Parameter Default Description
period 20 Critical period (wavelength) that defines the passband / transition region. Smaller values pass more high-frequency content; larger values increase smoothing.

Usage Examples

Streaming (Rust)

use quantwave_core::indicators::UltimateSmoother;
use quantwave_core::traits::Next;

let mut us = UltimateSmoother::new(20);
for price in price_series {
    let smooth = us.next(price);
    // Lowest-lag smoothed series for downstream indicators or features
}

Streaming (Python)

from quantwave import UltimateSmoother

us = UltimateSmoother(20)
for price in price_series:
    smooth = us.next(price)

Polars Batch (Python — primary research / feature surface)

import polars as pl
import quantwave as qw

def ultimate_smoother_expr(col: str, period: int = 20):
    us = qw.UltimateSmoother(period)
    def _apply(s: pl.Series) -> pl.Series:
        return pl.Series([us.next(float(v)) for v in s.to_list()])
    return pl.col(col).map_batches(_apply, return_dtype=pl.Float64)

df = (
    pl.read_csv("ohlcv.csv")
    .lazy()
    .with_columns([ultimate_smoother_expr("close", 20).alias("ultimate_smooth")])
    .collect()
)

All surfaces are bit-identical via the single Next<f64> implementation and its proptest.

Edge Cases & Limitations

  • The first three bars return the raw price (order-2 recursion initialization).
  • Extremely short periods (< ~6) can become unstable or pass too much noise; the implementation still functions but the theoretical zero-lag benefit diminishes.
  • In the presence of strong trends the smoother will still follow the trend (it is not a high-pass or detrending tool).
  • Because it is a linear recursive filter it can exhibit slight ringing on step discontinuities; this is normal for any IIR design.
  • Preferred when the downstream consumer is another Ehlers cycle tool (Reflex, Cyber Cycle, etc.) that benefits from the minimal phase distortion.
  • No look-ahead bias.

Boundary Behavior

Condition Behavior
Warm-up Leading bars return NaN until warmup_bars is satisfied.
period > len When period exceeds series length, output is all NaN.
NaN inputs NaN in input propagates to output (NaN out).
Invalid params Non-positive period or missing required params raise ValueError.
Empty data Empty input returns an empty result series.

Sources & References

Primary Source: quantwave-core/src/indicators/ultimate_smoother.rs (ULTIMATE_SMOOTHER_METADATA + Next + proptest).

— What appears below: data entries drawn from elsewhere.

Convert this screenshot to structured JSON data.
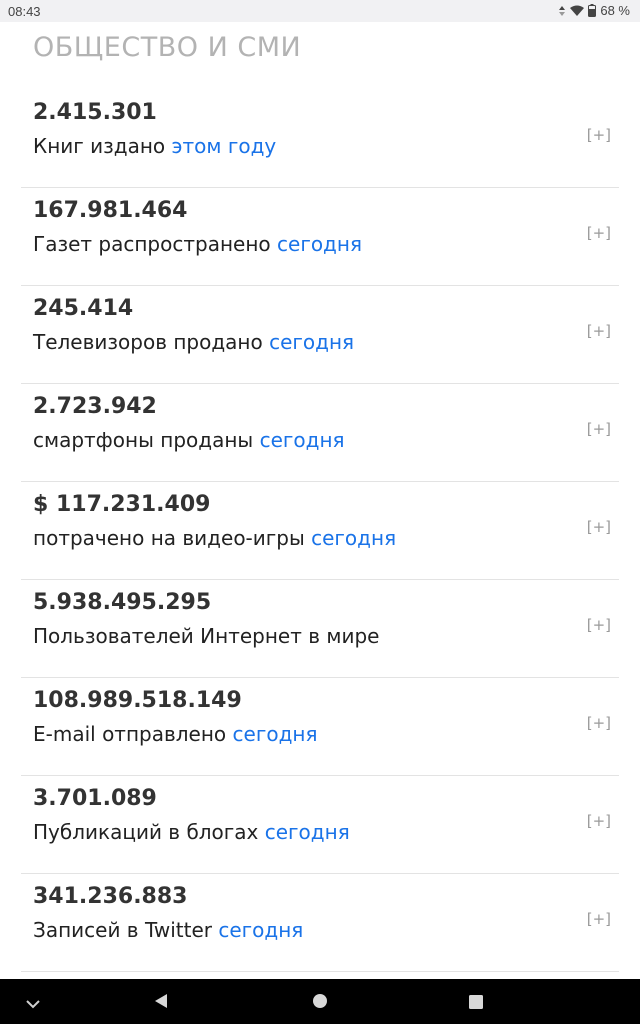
{
  "status_bar": {
    "time": "08:43",
    "battery": "68 %",
    "icons": [
      "data-arrows-icon",
      "wifi-icon",
      "battery-icon"
    ]
  },
  "section": {
    "title": "ОБЩЕСТВО И СМИ"
  },
  "items": [
    {
      "value": "2.415.301",
      "label": "Книг издано",
      "link": "этом году",
      "expand": "[+]"
    },
    {
      "value": "167.981.464",
      "label": "Газет распространено",
      "link": "сегодня",
      "expand": "[+]"
    },
    {
      "value": "245.414",
      "label": "Телевизоров продано",
      "link": "сегодня",
      "expand": "[+]"
    },
    {
      "value": "2.723.942",
      "label": "смартфоны проданы",
      "link": "сегодня",
      "expand": "[+]"
    },
    {
      "value": "$ 117.231.409",
      "label": "потрачено на видео-игры",
      "link": "сегодня",
      "expand": "[+]"
    },
    {
      "value": "5.938.495.295",
      "label": "Пользователей Интернет в мире",
      "link": "",
      "expand": "[+]"
    },
    {
      "value": "108.989.518.149",
      "label": "E-mail отправлено",
      "link": "сегодня",
      "expand": "[+]"
    },
    {
      "value": "3.701.089",
      "label": "Публикаций в блогах",
      "link": "сегодня",
      "expand": "[+]"
    },
    {
      "value": "341.236.883",
      "label": "Записей в Twitter",
      "link": "сегодня",
      "expand": "[+]"
    }
  ],
  "nav_bar": {
    "buttons": [
      "chevron-down-icon",
      "back-icon",
      "home-icon",
      "recents-icon"
    ]
  },
  "colors": {
    "link": "#1a73e8",
    "title": "#b3b3b3",
    "value": "#333333",
    "divider": "#e3e3e3"
  }
}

Formula source: https://github.com/lavs9/quantwave/blob/main/references/Ehlers%20Papers/implemented/UltimateSmoother.pdf (John Ehlers, "The Ultimate Smoother").

Visual: Generated 2026-05-31 IST via docs/gen_indicator_previews.py.

Additional Context: Ehlers, Cycle Analytics for Traders (2013) — the primary reference for the Ultimate Smoother derivation and why zero phase lag in the passband is valuable for cycle work.

Implementation Provenance: Universal Next<T> contract and batch/streaming parity in quantwave-core/src/traits.rs and the proptest inside ultimate_smoother.rs. All Python, Rust, and Polars surfaces delegate to this single mathematical truth.